Anlässlich seiner Beratungen vom letzten Montag absolvierte der Dulliker Gemeinderat eine eigentliche Marathonsitzung. Bei 9 der 13 Traktanden handelte es sich um Geschäfte aus dem Bildungsbereich, weshalb auch die Schulleiter Frank Müller und Steffen Naydowski mit von der Partie waren. Eines der zentralen Geschäfte war dabei die strategische Schulraumplanung. Eine Arbeitsgruppe, bestehend aus Martin Wyss, Ressortleiter Bildung, Patrik Strahm, Ressortleiter Bau, Planung und Infrastruktur, und Konrad Schenker, Baupräsident, sowie vonseiten der Verwaltung der Gesamtschulleiter und der Verwaltungsleiter, befasste sich eingehend mit der Notwendigkeit dieser Planung, welche bereits vor geraumer Zeit vom Gemeinderat eindeutig bejaht wurde.

In der Folge wurden aufgrund eines detaillierten Devis verschiedene Planungsbüros zur Offertstellung eingeladen. Drei Angebote wurden in die engere Auswahl genommen und im Rahmen von Vorstellungs-Meetings einander gegenübergestellt.

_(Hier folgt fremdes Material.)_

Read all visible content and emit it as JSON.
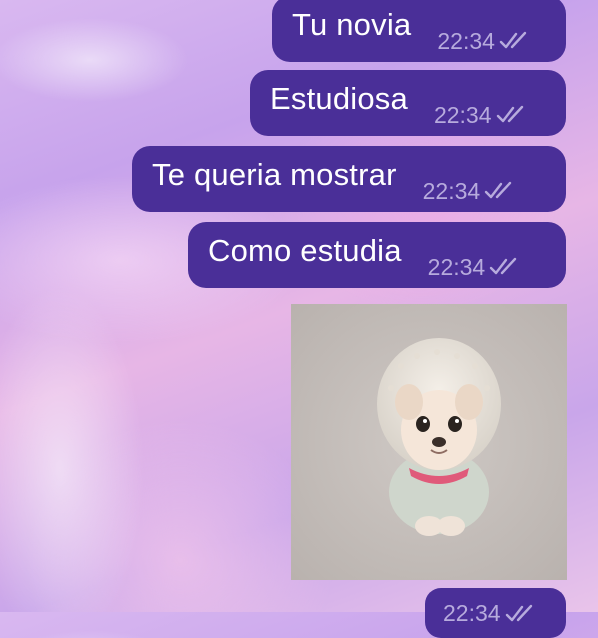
{
  "messages": [
    {
      "text": "Tu novia",
      "time": "22:34",
      "status_icon": "double-check-icon"
    },
    {
      "text": "Estudiosa",
      "time": "22:34",
      "status_icon": "double-check-icon"
    },
    {
      "text": "Te queria mostrar",
      "time": "22:34",
      "status_icon": "double-check-icon"
    },
    {
      "text": "Como estudia",
      "time": "22:34",
      "status_icon": "double-check-icon"
    }
  ],
  "image_message": {
    "subject": "puppy-in-hoodie-image"
  },
  "partial_message": {
    "time": "22:34",
    "status_icon": "double-check-icon"
  },
  "colors": {
    "bubble": "#4a2f98",
    "meta_text": "#b7abdd",
    "text": "#ffffff"
  }
}
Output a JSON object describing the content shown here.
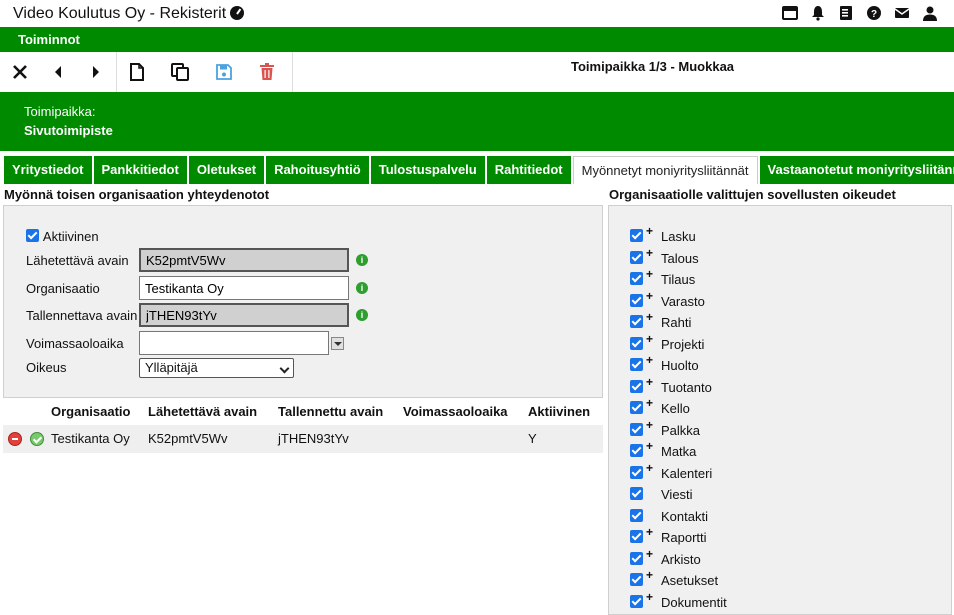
{
  "app": {
    "title": "Video Koulutus Oy - Rekisterit",
    "top_icons": [
      "window-icon",
      "bell-icon",
      "book-icon",
      "help-icon",
      "mail-icon",
      "user-icon"
    ]
  },
  "menubar": {
    "label": "Toiminnot"
  },
  "toolbar": {
    "title": "Toimipaikka 1/3 - Muokkaa",
    "buttons": [
      "close-icon",
      "previous-icon",
      "next-icon",
      "new-document-icon",
      "copy-icon",
      "save-icon",
      "delete-icon"
    ]
  },
  "info": {
    "label": "Toimipaikka:",
    "value": "Sivutoimipiste"
  },
  "tabs": [
    {
      "label": "Yritystiedot"
    },
    {
      "label": "Pankkitiedot"
    },
    {
      "label": "Oletukset"
    },
    {
      "label": "Rahoitusyhtiö"
    },
    {
      "label": "Tulostuspalvelu"
    },
    {
      "label": "Rahtitiedot"
    },
    {
      "label": "Myönnetyt moniyritysliitännät"
    },
    {
      "label": "Vastaanotetut moniyritysliitännät"
    }
  ],
  "active_tab": 6,
  "left": {
    "title": "Myönnä toisen organisaation yhteydenotot",
    "active_label": "Aktiivinen",
    "active_checked": true,
    "fields": {
      "send_key_label": "Lähetettävä avain",
      "send_key_value": "K52pmtV5Wv",
      "org_label": "Organisaatio",
      "org_value": "Testikanta Oy",
      "store_key_label": "Tallennettava avain",
      "store_key_value": "jTHEN93tYv",
      "validity_label": "Voimassaoloaika",
      "validity_value": "",
      "right_label": "Oikeus",
      "right_value": "Ylläpitäjä"
    },
    "table": {
      "headers": [
        "Organisaatio",
        "Lähetettävä avain",
        "Tallennettu avain",
        "Voimassaoloaika",
        "Aktiivinen"
      ],
      "rows": [
        [
          "Testikanta Oy",
          "K52pmtV5Wv",
          "jTHEN93tYv",
          "",
          "Y"
        ]
      ]
    }
  },
  "right": {
    "title": "Organisaatiolle valittujen sovellusten oikeudet",
    "items": [
      {
        "label": "Lasku",
        "checked": true,
        "plus": "+"
      },
      {
        "label": "Talous",
        "checked": true,
        "plus": "+"
      },
      {
        "label": "Tilaus",
        "checked": true,
        "plus": "+"
      },
      {
        "label": "Varasto",
        "checked": true,
        "plus": "+"
      },
      {
        "label": "Rahti",
        "checked": true,
        "plus": "+"
      },
      {
        "label": "Projekti",
        "checked": true,
        "plus": "+"
      },
      {
        "label": "Huolto",
        "checked": true,
        "plus": "+"
      },
      {
        "label": "Tuotanto",
        "checked": true,
        "plus": "+"
      },
      {
        "label": "Kello",
        "checked": true,
        "plus": "+"
      },
      {
        "label": "Palkka",
        "checked": true,
        "plus": "+"
      },
      {
        "label": "Matka",
        "checked": true,
        "plus": "+"
      },
      {
        "label": "Kalenteri",
        "checked": true,
        "plus": "+"
      },
      {
        "label": "Viesti",
        "checked": true,
        "plus": ""
      },
      {
        "label": "Kontakti",
        "checked": true,
        "plus": ""
      },
      {
        "label": "Raportti",
        "checked": true,
        "plus": "+"
      },
      {
        "label": "Arkisto",
        "checked": true,
        "plus": "+"
      },
      {
        "label": "Asetukset",
        "checked": true,
        "plus": "+"
      },
      {
        "label": "Dokumentit",
        "checked": true,
        "plus": "+"
      }
    ]
  },
  "colors": {
    "brand_green": "#008a00",
    "checkbox_blue": "#1a73e8",
    "delete_red": "#e0413a",
    "save_blue": "#4aa3df"
  }
}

Verwaltung platzt aus allen Nähten

Im Zuge dieser Arbeiten trat auch ein gewisser Zusammenhang zwischen Schulraum- und Büroraumplanung zutage, ist doch die Schulverwaltung inklusive Schulsozialarbeit in Räumen der Schule einquartiert, die auch zu Schulzwecken genutzt werden könnten. Auf der anderen Seite platzt die eigentliche Gemeindeverwaltung im Gemeindehaus, insbesondere wegen des Regionalen Sozialdienstes SON, förmlich aus allen Nähten. So muss für eine bereits beschlossene personelle Aufstockung im Bereich der gesetzlichen Sozialhilfe nach einer Übergangslösung ausserhalb des Gemeindehauses gesucht werden. Aus diesem Grunde wurde der Beurteilungsparameter auf die strategische Büroraumplanung ausgedehnt. Der Rat war sich rasch einig: Angesichts der wachsenden Schülerzahlen und wegen der veränderten Unterrichtsformen, welche auch veränderte räumliche Bedürfnisse nach sich ziehen, wird die Schulraumplanung an die Hand genommen, dies in Kombination mit einer strategischen Büroraumplanung.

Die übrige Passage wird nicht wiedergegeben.